For those of us who planned the event, it was gratifying to see new faces (74 percent attending did so for the first time). Of those attending 17 percent said they were moving-water canoeists, 22 percent still-water canoeists, 36 percent were recreational kayakers, 8 percent were white water kayakers, and 17 percent were sea kayakers.

The bulk of them rated themselves as beginners (57 percent), 39 percent said they were intermediate, and 4 percent said they were advanced.

5K benefit trail run

Are you a runner looking to have a little fun and feel good about it? Why not register for the Epic 5K Trail Run that will be at the Bangor City Forest at 9 a.m. on April 28? The $10 advance registration ($15 on race day) will go to the Bangor Humane Society. Forms are available at www.epicsportsofmaine.com or you can drop by the store in downtown Bangor.

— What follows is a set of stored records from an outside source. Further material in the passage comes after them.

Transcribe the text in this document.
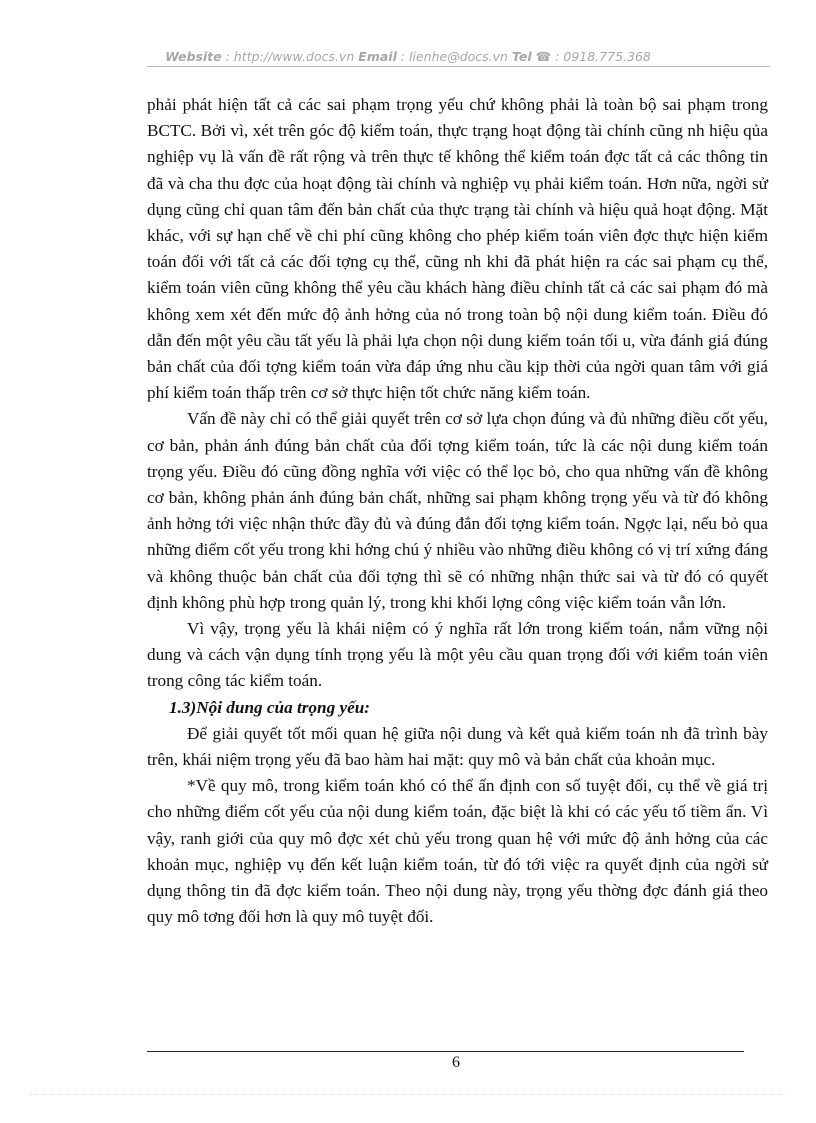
Website : http://www.docs.vn Email : lienhe@docs.vn Tel ☎ : 0918.775.368

phải phát hiện tất cả các sai phạm trọng yếu chứ không phải là toàn bộ sai phạm trong BCTC. Bởi vì, xét trên góc độ kiểm toán, thực trạng hoạt động tài chính cũng nh hiệu qủa nghiệp vụ là vấn đề rất rộng và trên thực tế không thể kiểm toán đợc tất cả các thông tin đã và cha thu đợc của hoạt động tài chính và nghiệp vụ phải kiểm toán. Hơn nữa, ngời sử dụng cũng chỉ quan tâm đến bản chất của thực trạng tài chính và hiệu quả hoạt động. Mặt khác, với sự hạn chế về chi phí cũng không cho phép kiểm toán viên đợc thực hiện kiểm toán đối với tất cả các đối tợng cụ thể, cũng nh khi đã phát hiện ra các sai phạm cụ thể, kiểm toán viên cũng không thể yêu cầu khách hàng điều chỉnh tất cả các sai phạm đó mà không xem xét đến mức độ ảnh hởng của nó trong toàn bộ nội dung kiểm toán. Điều đó dẫn đến một yêu cầu tất yếu là phải lựa chọn nội dung kiểm toán tối u, vừa đánh giá đúng bản chất của đối tợng kiểm toán vừa đáp ứng nhu cầu kịp thời của ngời quan tâm với giá phí kiểm toán thấp trên cơ sở thực hiện tốt chức năng kiểm toán.

Vấn đề này chỉ có thể giải quyết trên cơ sở lựa chọn đúng và đủ những điều cốt yếu, cơ bản, phản ánh đúng bản chất của đối tợng kiểm toán, tức là các nội dung kiểm toán trọng yếu. Điều đó cũng đồng nghĩa với việc có thể lọc bỏ, cho qua những vấn đề không cơ bản, không phản ánh đúng bản chất, những sai phạm không trọng yếu và từ đó không ảnh hởng tới việc nhận thức đầy đủ và đúng đắn đối tợng kiểm toán. Ngợc lại, nếu bỏ qua những điểm cốt yếu trong khi hớng chú ý nhiều vào những điều không có vị trí xứng đáng và không thuộc bản chất của đối tợng thì sẽ có những nhận thức sai và từ đó có quyết định không phù hợp trong quản lý, trong khi khối lợng công việc kiểm toán vẫn lớn.

Vì vậy, trọng yếu là khái niệm có ý nghĩa rất lớn trong kiểm toán, nắm vững nội dung và cách vận dụng tính trọng yếu là một yêu cầu quan trọng đối với kiểm toán viên trong công tác kiểm toán.

1.3)Nội dung của trọng yếu:

Để giải quyết tốt mối quan hệ giữa nội dung và kết quả kiểm toán nh đã trình bày trên, khái niệm trọng yếu đã bao hàm hai mặt: quy mô và bản chất của khoản mục.

*Về quy mô, trong kiểm toán khó có thể ấn định con số tuyệt đối, cụ thể về giá trị cho những điểm cốt yếu của nội dung kiểm toán, đặc biệt là khi có các yếu tố tiềm ẩn. Vì vậy, ranh giới của quy mô đợc xét chủ yếu trong quan hệ với mức độ ảnh hởng của các khoản mục, nghiệp vụ đến kết luận kiểm toán, từ đó tới việc ra quyết định của ngời sử dụng thông tin đã đợc kiểm toán. Theo nội dung này, trọng yếu thờng đợc đánh giá theo quy mô tơng đối hơn là quy mô tuyệt đối.

6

There will be gift certificates awarded to male and female winners. Overall winners will each receive a pair of Vasque trail running shoes.

The race will not be held at the Tripp Drive entrance to the City Forest. It will be at the site of the former city dump. Take Hogan Road exit from I-95 and drive to the intersection with Stillwater Avenue. Proceed straight across onto Kittredge Road and go one mile. Parking will be available at roadside. The course follows the East-West trail and ends near the start.

Epic Sports and the Sub5 Track Club are the sponsors.

MOAC meeting

Peter Childers at MOAC dropped me a line to remind you the outing club is meeting at 6:30 p.m. on Tuesday at Epic Sports in Bangor. Cheryl Daigle from the Penobscot River Restoration Project will give the presentation.

The Penobscot River Restoration Project is one of the nation’s more innovative restoration ideas – a collaborative effort between industry, federal, state, and tribal governments and conservation groups, the project resolves longstanding disagreements over how best to restore native sea-run fish and their habitat while balancing the need for hydropower production, Childers wrote.